Taraf’ta demokrat, Yenişafak’ta Siyasal İslamcı, Sabah’ta troliçe…
METAMORFOZ PORTRELER | BÜLENT KORUCU
Hilal Kaplan, normal şartlarda portre yazımını hak eden bir isim değil; ‘kimliksizler’ diye tanımlanabilecek yığının temsilcisi olarak listeye girebildi. Kamuoyu onu Taraf Gazetesi’nin yazarı bir ‘Genç Sivil’ olarak tanıdığında, gün gelip Pelikanlar çetesinin troliçesi olacağı kimsenin aklına gelmemişti. Çete reisi ve troliçe gibi tanımlamalar havaya soksa da, onun yegane vasfı bulunduğu kabın şeklini kolayca alabilmesi.

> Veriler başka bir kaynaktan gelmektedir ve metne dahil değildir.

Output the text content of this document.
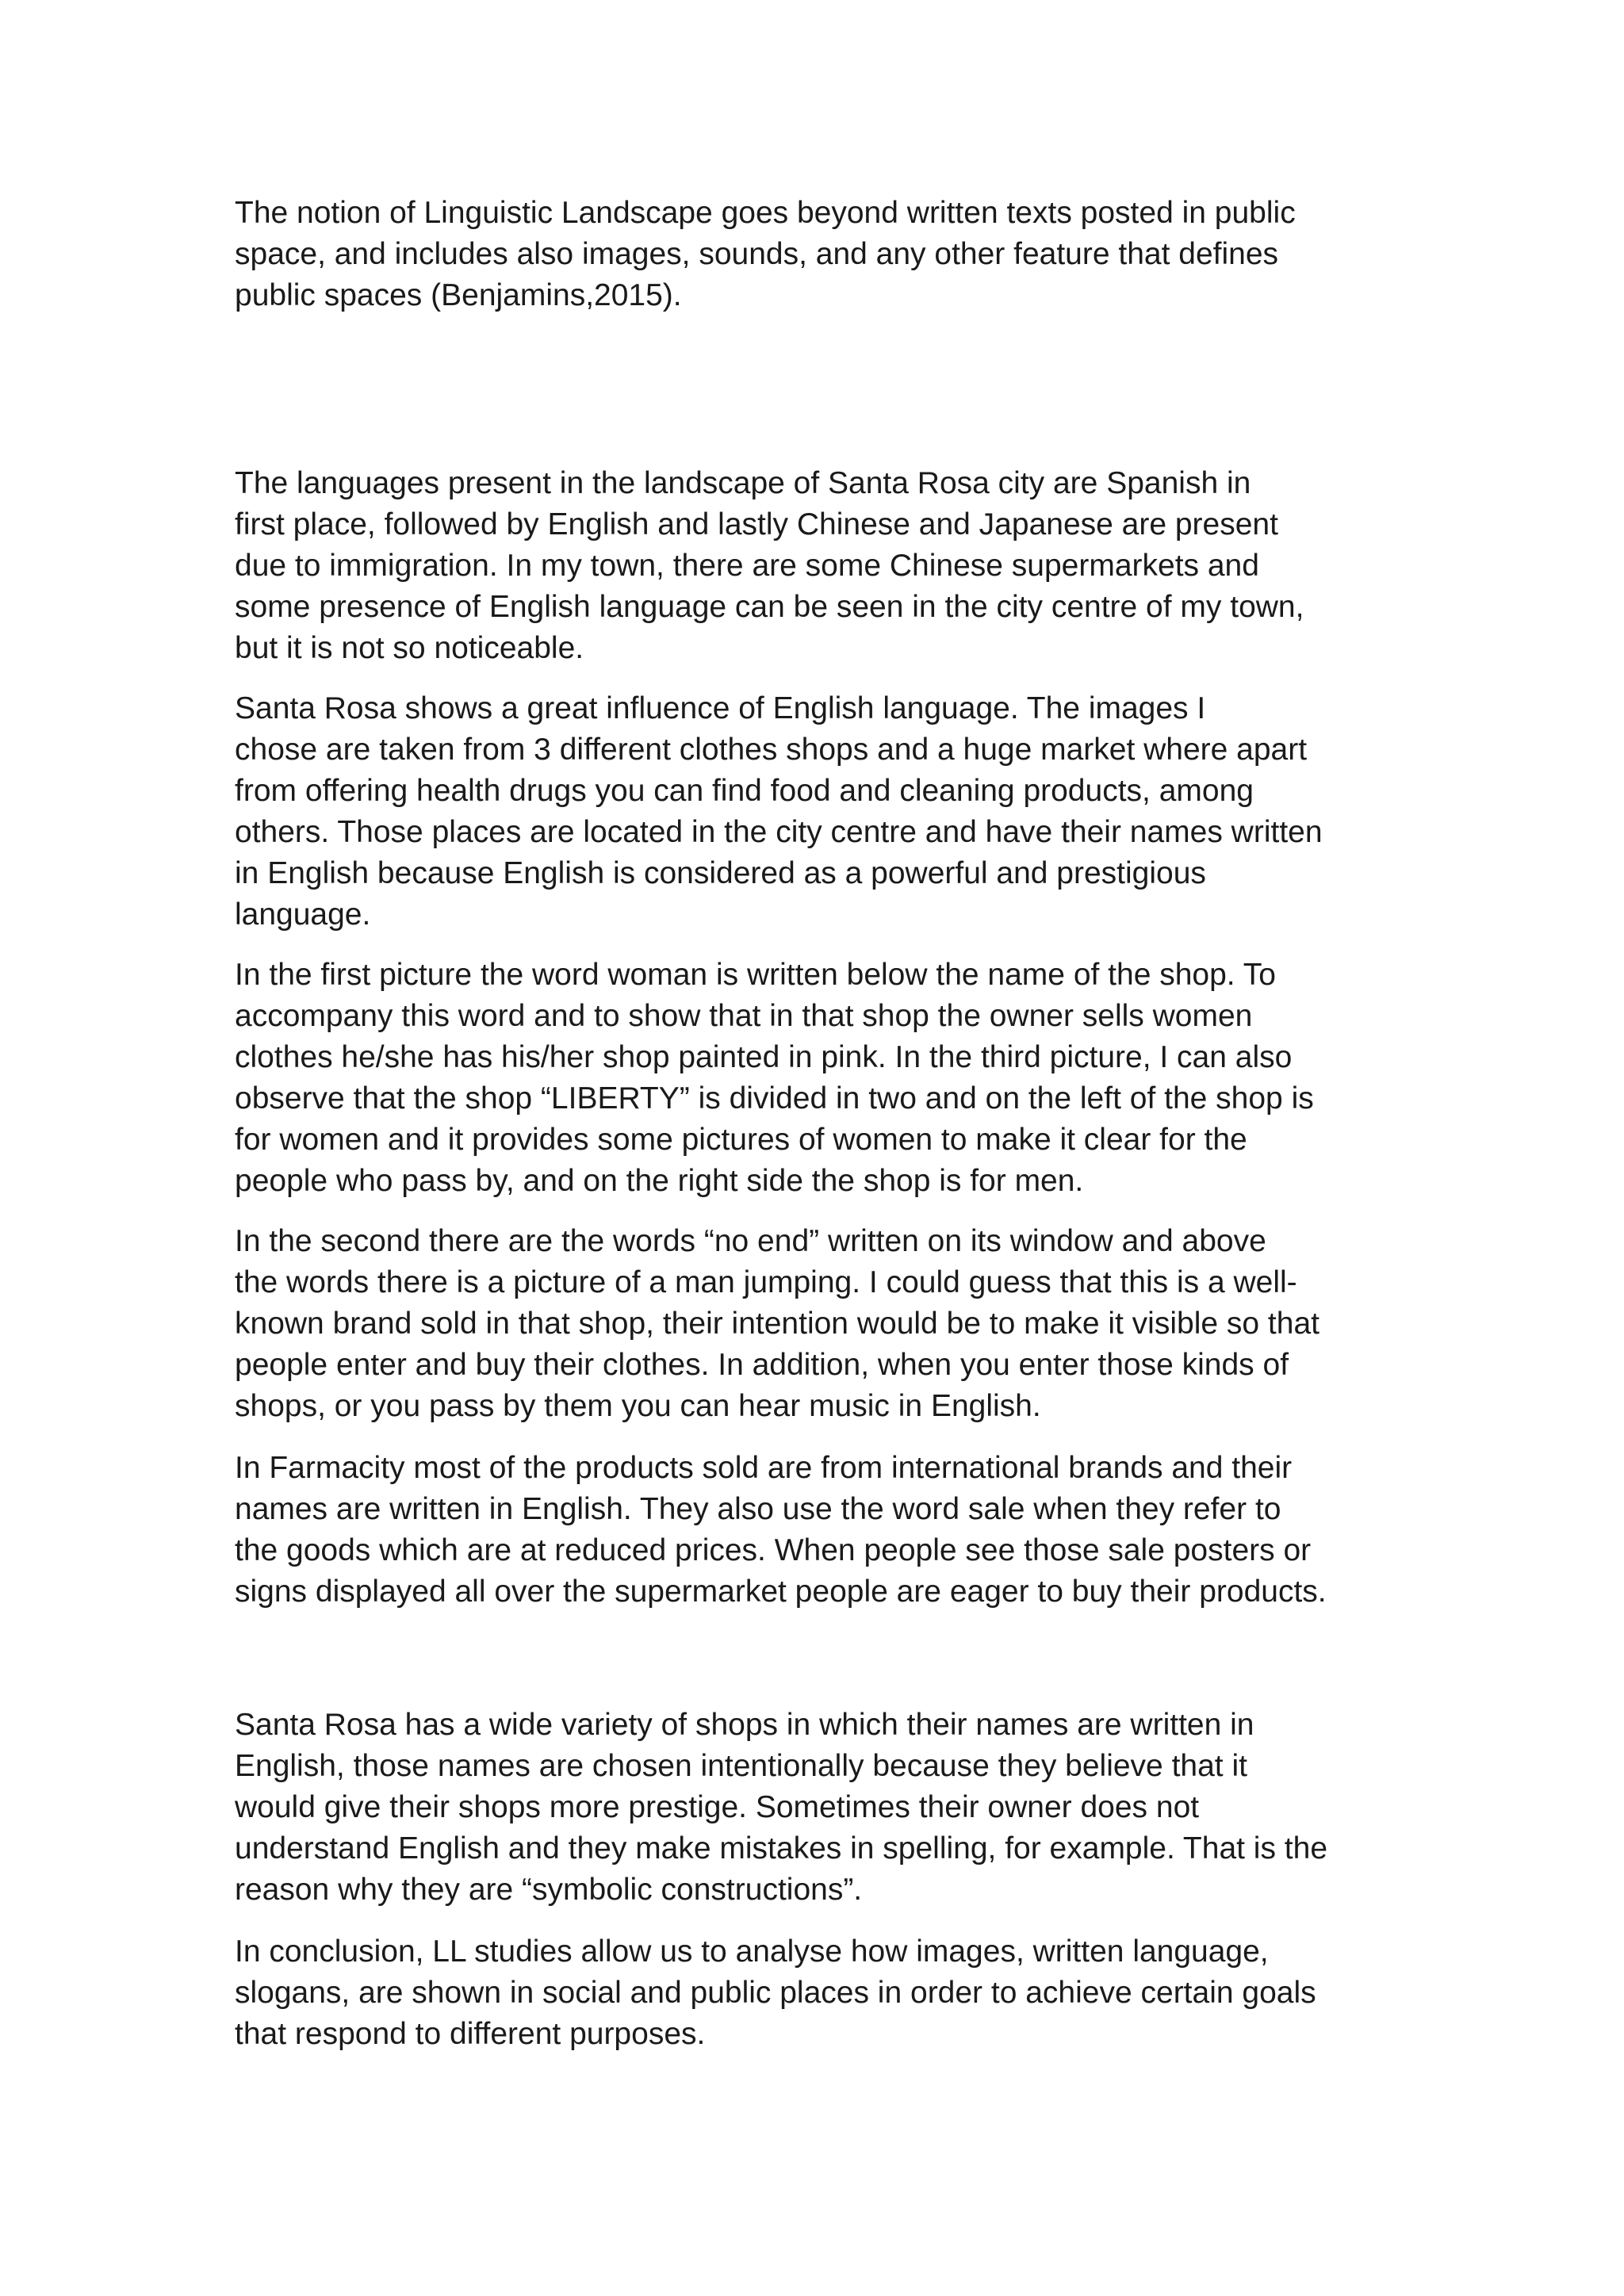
The notion of Linguistic Landscape goes beyond written texts posted in public
space, and includes also images, sounds, and any other feature that defines
public spaces (Benjamins,2015).

The languages present in the landscape of Santa Rosa city are Spanish in
first place, followed by English and lastly Chinese and Japanese are present
due to immigration. In my town, there are some Chinese supermarkets and
some presence of English language can be seen in the city centre of my town,
but it is not so noticeable.

Santa Rosa shows a great influence of English language. The images I
chose are taken from 3 different clothes shops and a huge market where apart
from offering health drugs you can find food and cleaning products, among
others. Those places are located in the city centre and have their names written
in English because English is considered as a powerful and prestigious
language.

In the first picture the word woman is written below the name of the shop. To
accompany this word and to show that in that shop the owner sells women
clothes he/she has his/her shop painted in pink. In the third picture, I can also
observe that the shop “LIBERTY” is divided in two and on the left of the shop is
for women and it provides some pictures of women to make it clear for the
people who pass by, and on the right side the shop is for men.

In the second there are the words “no end” written on its window and above
the words there is a picture of a man jumping. I could guess that this is a well-
known brand sold in that shop, their intention would be to make it visible so that
people enter and buy their clothes. In addition, when you enter those kinds of
shops, or you pass by them you can hear music in English.

In Farmacity most of the products sold are from international brands and their
names are written in English. They also use the word sale when they refer to
the goods which are at reduced prices. When people see those sale posters or
signs displayed all over the supermarket people are eager to buy their products.

Santa Rosa has a wide variety of shops in which their names are written in
English, those names are chosen intentionally because they believe that it
would give their shops more prestige. Sometimes their owner does not
understand English and they make mistakes in spelling, for example. That is the
reason why they are “symbolic constructions”.

In conclusion, LL studies allow us to analyse how images, written language,
slogans, are shown in social and public places in order to achieve certain goals
that respond to different purposes.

Avcılar genelde eğitilmiş köpek kullanır. Bazıları aynı işi ona yaptırıyor diye pelikanın kendine pay çıkarması biraz komik kaçıyor. Söz konusu yanılsamanın güçlenmesinin sebebi bizzat kurbanlar. Trajikomik biçimde avcıya sesini yükseltemeyenler, zağarını dövmeye kalkıyor. Bu durum herkesin işine geliyor; avcı yıpranmıyor, pelikan kendini nimetten sayıyor, av ise daha fazla risk almadan mızmızlanmış oluyor.

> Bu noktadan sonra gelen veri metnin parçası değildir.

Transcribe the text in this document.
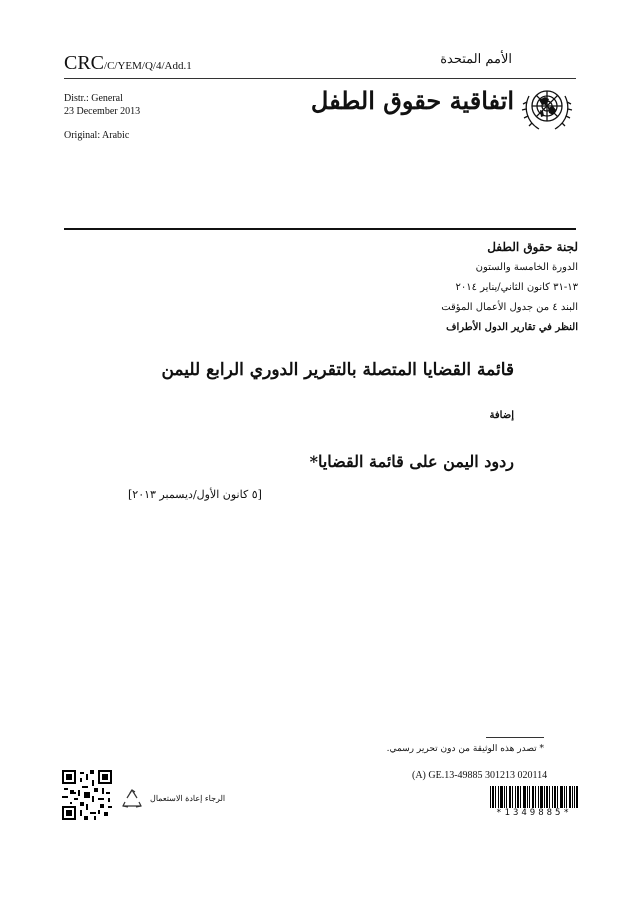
CRC/C/YEM/Q/4/Add.1	الأمم المتحدة
Distr.: General
23 December 2013
Original: Arabic
اتفاقية حقوق الطفل
لجنة حقوق الطفل
الدورة الخامسة والستون
١٣-٣١ كانون الثاني/يناير ٢٠١٤
البند ٤ من جدول الأعمال المؤقت
النظر في تقارير الدول الأطراف
قائمة القضايا المتصلة بالتقرير الدوري الرابع لليمن
إضافة
ردود اليمن على قائمة القضايا*
[٥ كانون الأول/ديسمبر ٢٠١٣]
* تصدر هذه الوثيقة من دون تحرير رسمي.
(A) GE.13-49885 301213 020114
الرجاء إعادة الاستعمال
*1349885*
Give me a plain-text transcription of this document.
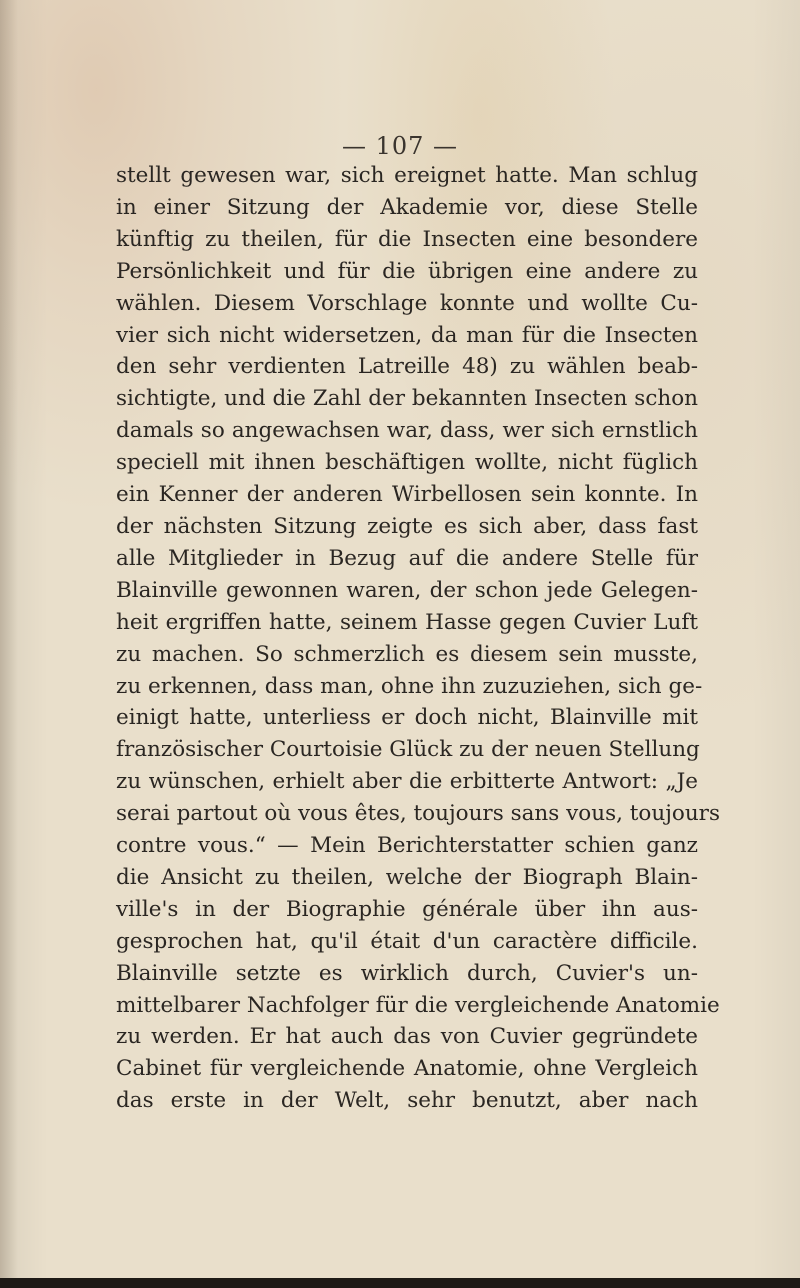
— 107 —
stellt gewesen war, sich ereignet hatte. Man schlug
in einer Sitzung der Akademie vor, diese Stelle
künftig zu theilen, für die Insecten eine besondere
Persönlichkeit und für die übrigen eine andere zu
wählen. Diesem Vorschlage konnte und wollte Cu-
vier sich nicht widersetzen, da man für die Insecten
den sehr verdienten Latreille 48) zu wählen beab-
sichtigte, und die Zahl der bekannten Insecten schon
damals so angewachsen war, dass, wer sich ernstlich
speciell mit ihnen beschäftigen wollte, nicht füglich
ein Kenner der anderen Wirbellosen sein konnte. In
der nächsten Sitzung zeigte es sich aber, dass fast
alle Mitglieder in Bezug auf die andere Stelle für
Blainville gewonnen waren, der schon jede Gelegen-
heit ergriffen hatte, seinem Hasse gegen Cuvier Luft
zu machen. So schmerzlich es diesem sein musste,
zu erkennen, dass man, ohne ihn zuzuziehen, sich ge-
einigt hatte, unterliess er doch nicht, Blainville mit
französischer Courtoisie Glück zu der neuen Stellung
zu wünschen, erhielt aber die erbitterte Antwort: „Je
serai partout où vous êtes, toujours sans vous, toujours
contre vous.“ — Mein Berichterstatter schien ganz
die Ansicht zu theilen, welche der Biograph Blain-
ville's in der Biographie générale über ihn aus-
gesprochen hat, qu'il était d'un caractère difficile.
Blainville setzte es wirklich durch, Cuvier's un-
mittelbarer Nachfolger für die vergleichende Anatomie
zu werden. Er hat auch das von Cuvier gegründete
Cabinet für vergleichende Anatomie, ohne Vergleich
das erste in der Welt, sehr benutzt, aber nach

Bu durumu en iyi özetleyen örnek, Ahmet Davutoğlu’nun başbakanlıktan azil süreci. Pelikan Bildirisi, onun gitmesini sağlayan ya da tetikleyen bir metin değildi. Kapalı kapılar ardında ve Davutoğlu’nun onurunu koruyarak göndermek pekala mümkündü. Ancak Cumhurbaşkanı Recep Tayyip Erdoğan, kanırtarak ve rencide ederek yapmayı tercih etti. Davutoğlu da bunu görmesine rağmen gölgeyle kavgayı yeğledi. Hatta pelikana bile yıllar sonra haddini bildirmeye kalktı.

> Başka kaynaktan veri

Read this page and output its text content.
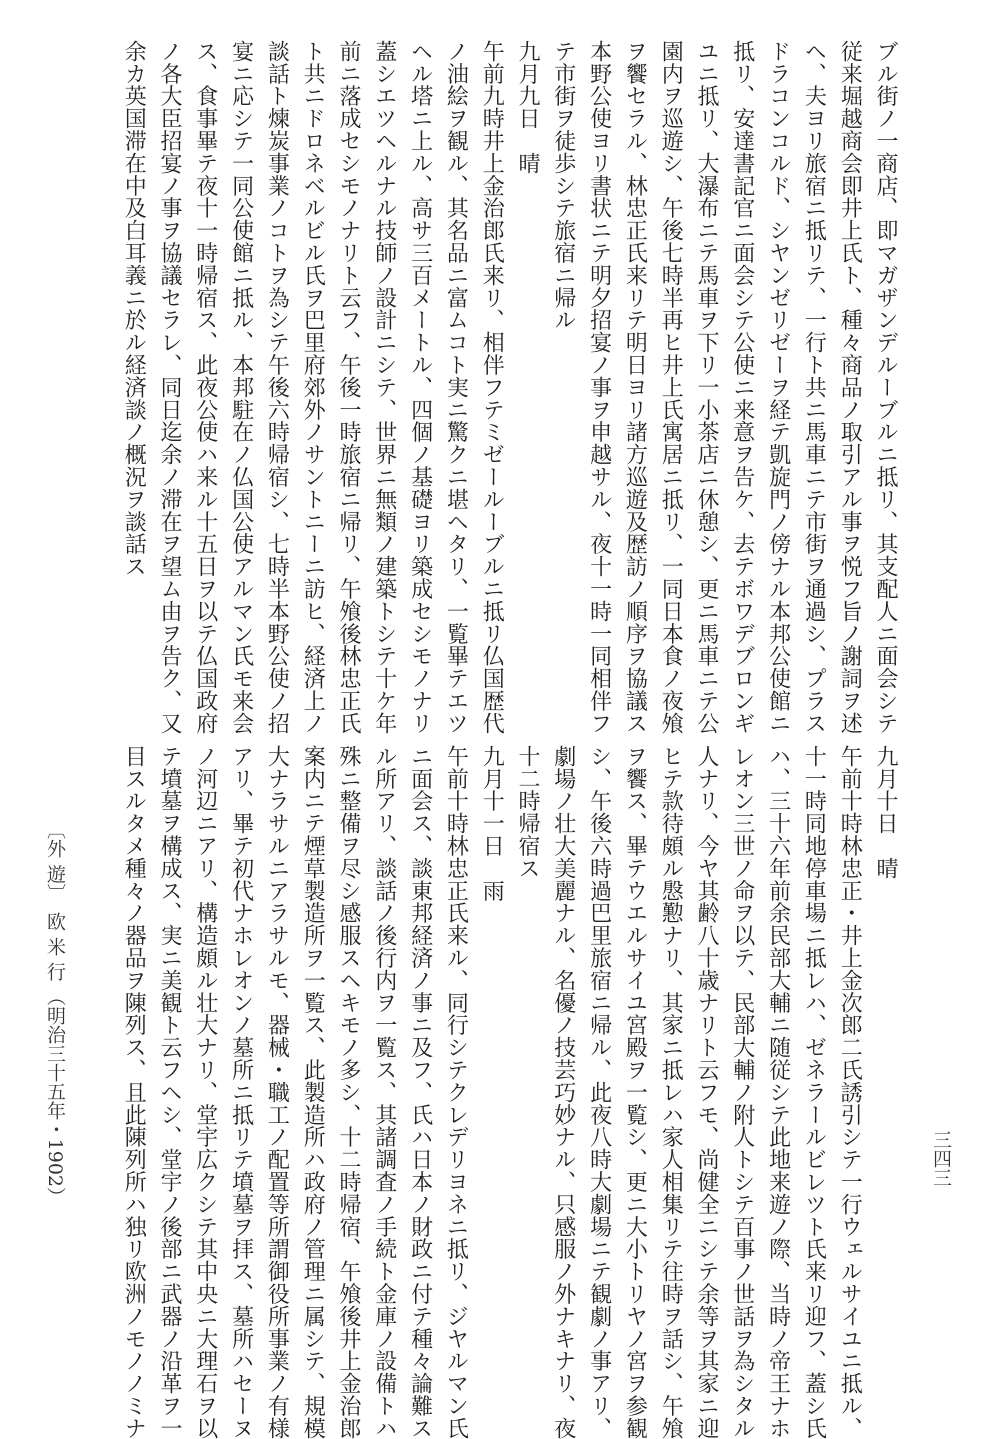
ブル街ノ一商店、即マガザンデルーブルニ抵リ、其支配人ニ面会シテ
従来堀越商会即井上氏ト、種々商品ノ取引アル事ヲ悦フ旨ノ謝詞ヲ述
ヘ、夫ヨリ旅宿ニ抵リテ、一行ト共ニ馬車ニテ市街ヲ通過シ、プラス
ドラコンコルド、シヤンゼリゼーヲ経テ凱旋門ノ傍ナル本邦公使館ニ
抵リ、安達書記官ニ面会シテ公使ニ来意ヲ告ケ、去テボワデブロンギ
ユニ抵リ、大瀑布ニテ馬車ヲ下リ一小茶店ニ休憩シ、更ニ馬車ニテ公
園内ヲ巡遊シ、午後七時半再ヒ井上氏寓居ニ抵リ、一同日本食ノ夜飧
ヲ饗セラル、林忠正氏来リテ明日ヨリ諸方巡遊及歴訪ノ順序ヲ協議ス
本野公使ヨリ書状ニテ明夕招宴ノ事ヲ申越サル、夜十一時一同相伴フ
テ市街ヲ徒歩シテ旅宿ニ帰ル
九月九日　晴
午前九時井上金治郎氏来リ、相伴フテミゼールーブルニ抵リ仏国歴代
ノ油絵ヲ観ル、其名品ニ富ムコト実ニ驚クニ堪ヘタリ、一覧畢テエツ
ヘル塔ニ上ル、高サ三百メートル、四個ノ基礎ヨリ築成セシモノナリ
蓋シエツヘルナル技師ノ設計ニシテ、世界ニ無類ノ建築トシテ十ケ年
前ニ落成セシモノナリト云フ、午後一時旅宿ニ帰リ、午飧後林忠正氏
ト共ニドロネベルビル氏ヲ巴里府郊外ノサントニーニ訪ヒ、経済上ノ
談話ト煉炭事業ノコトヲ為シテ午後六時帰宿シ、七時半本野公使ノ招
宴ニ応シテ一同公使館ニ抵ル、本邦駐在ノ仏国公使アルマン氏モ来会
ス、食事畢テ夜十一時帰宿ス、此夜公使ハ来ル十五日ヲ以テ仏国政府
ノ各大臣招宴ノ事ヲ協議セラレ、同日迄余ノ滞在ヲ望ム由ヲ告ク、又
余カ英国滞在中及白耳義ニ於ル経済談ノ概況ヲ談話ス
九月十日　晴
午前十時林忠正・井上金次郎二氏誘引シテ一行ウェルサイユニ抵ル、
十一時同地停車場ニ抵レハ、ゼネラールビレツト氏来リ迎フ、蓋シ氏
ハ、三十六年前余民部大輔ニ随従シテ此地来遊ノ際、当時ノ帝王ナホ
レオン三世ノ命ヲ以テ、民部大輔ノ附人トシテ百事ノ世話ヲ為シタル
人ナリ、今ヤ其齢八十歳ナリト云フモ、尚健全ニシテ余等ヲ其家ニ迎
ヒテ款待頗ル慇懃ナリ、其家ニ抵レハ家人相集リテ往時ヲ話シ、午飧
ヲ饗ス、畢テウエルサイユ宮殿ヲ一覧シ、更ニ大小トリヤノ宮ヲ参観
シ、午後六時過巴里旅宿ニ帰ル、此夜八時大劇場ニテ観劇ノ事アリ、
劇場ノ壮大美麗ナル、名優ノ技芸巧妙ナル、只感服ノ外ナキナリ、夜
十二時帰宿ス
九月十一日　雨
午前十時林忠正氏来ル、同行シテクレデリヨネニ抵リ、ジヤルマン氏
ニ面会ス、談東邦経済ノ事ニ及フ、氏ハ日本ノ財政ニ付テ種々論難ス
ル所アリ、談話ノ後行内ヲ一覧ス、其諸調査ノ手続ト金庫ノ設備トハ
殊ニ整備ヲ尽シ感服スヘキモノ多シ、十二時帰宿、午飧後井上金治郎
案内ニテ煙草製造所ヲ一覧ス、此製造所ハ政府ノ管理ニ属シテ、規模
大ナラサルニアラサルモ、器械・職工ノ配置等所謂御役所事業ノ有様
アリ、畢テ初代ナホレオンノ墓所ニ抵リテ墳墓ヲ拝ス、墓所ハセーヌ
ノ河辺ニアリ、構造頗ル壮大ナリ、堂宇広クシテ其中央ニ大理石ヲ以
テ墳墓ヲ構成ス、実ニ美観ト云フヘシ、堂宇ノ後部ニ武器ノ沿革ヲ一
目スルタメ種々ノ器品ヲ陳列ス、且此陳列所ハ独リ欧洲ノモノノミナ
〔外 遊〕　欧 米 行 （明治三十五年・1902）	三四三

Hilal Kaplan’ın öne çıkan özelliklerinden biri de rüzgarın yönünü önceden kestirip yelkenleri ona göre açması. Taraf’ın yıldızı parlarken orada demokrat rolü yapmanın getirisi yüksekti. Muhalifliğin dinamik ve çalımlı odağı Genç Siviller’in arasına girmesi, onların tavassutuyla Taraf’a sıçraması hep koku alma hissinin gücünü gösteriyor. Ahmet Altan’ın da elbette günahları var ve belki önemlilerinden biri paltosundan çıkarıp toplumda konum kazanmasına vesile olduğu bu tipler. Yalı-rezidans tartışması yaptığı Yıldıray Oğur da pişmanlık yasasından yararlanabilir. Kim bilir belki bir ‘kullanışlı aptal’ günah çıkarması da Kaplan için yapar.
Pelikangiller, Genç Siviller’in kötü bir kopyası, bir tür kalpazanlık girişimi. Onlar zekaya dayalı sivil bir hareketti, bunlar paraya ve iktidara sırtını yaslamış kifayetsiz nobranlar. İki sözcü, Turgay Oğur ile Selman Öğüt’ü yanyana düşünün bana hak vereceksiniz.
Onların sembolü takım elbise altına giydikleri Converse ayakkabıydı, bunlarınki yalı. ‘Darbeci baro Taksim’e hoşgeldin!’ zıpırlığı nerede; televizyonda tartıştığı Kemal Öztürk’e ‘yarın seni manşetlere çıkartırım’ şantajı nerede. Genç Siviller de en önemli projeleri olan ‘Demokrasi adası: Yassıada’nın akıbetine uğradı. Erdoğan onları da kamulaştırdı, imara açtı ve projeye aykırı unsurlar, adadaki ağaçlara benzer şekilde budandı. ‘Sivillik de yaparım, part time memurluk da’ grubu zaman içinde elendi. Geride artık sivil taklidi bile yapmayıp Erdoğan’ı yalıda ağırlayan Pelikan örgütü kaldı.
Kaplan, güç denilen değişken tanrılı dinin müntesiplerindendir. Gücün adresi değiştikçe onun kıblesi de değişir. Gerektiğinde değme cemaatçinin yazmaktan mahçup olacağı ‘hocaefendi güzellemeleri’ kaleme alır. Sonra döner ‘acımayın bunlara’ diye racon keser; Çetin Doğan’ın darbe direktiflerini dinlediğinizi sanırsınız.
Yeri gelir öyle PKK ve Abdullah Öcalan övgüsü yapar ki en adanmış militanı geride bırakır. Devlete ‘seri katil’ dediğini unutur, Selahattin Demirtaş gibi siyasetçilerin tutuklanmasını alkışlar. İkisinin aynı kişi olduğunu anlamakta zorlananlar olabilir ama Türkiye Cumhuriyeti sınırları içinde Devlet Bahçeli’den sonraki en hızlı ve keskin dönen kişilerden biridir. Erdoğan düşerse ilk tekmeyi Bahçeli, ikinciyi troliçe atar bence. ‘O kadar da değil’ diyen olursa yıllar önce Erdoğan’a henüz bu kadar güçlü değilken verdiği Ermeni ayarını hatırlatırım. “100.000 Ermeni’yi ‘gerekirse kovarız’ diyebilen Başbakan, 100 yıl önce atalarının ‘gerekeni’ yapmadığına kimi inandıracak acaba?” demişti, Kaplan. Ancak ona kötü bir haberim var, önceki U dönüşleri bireysel çelişkileriydi; Pelikan Çetesi olarak yaptıkları örgütlü suça giriyor. Çekirgenin bu defa sıçraması zor görünüyor.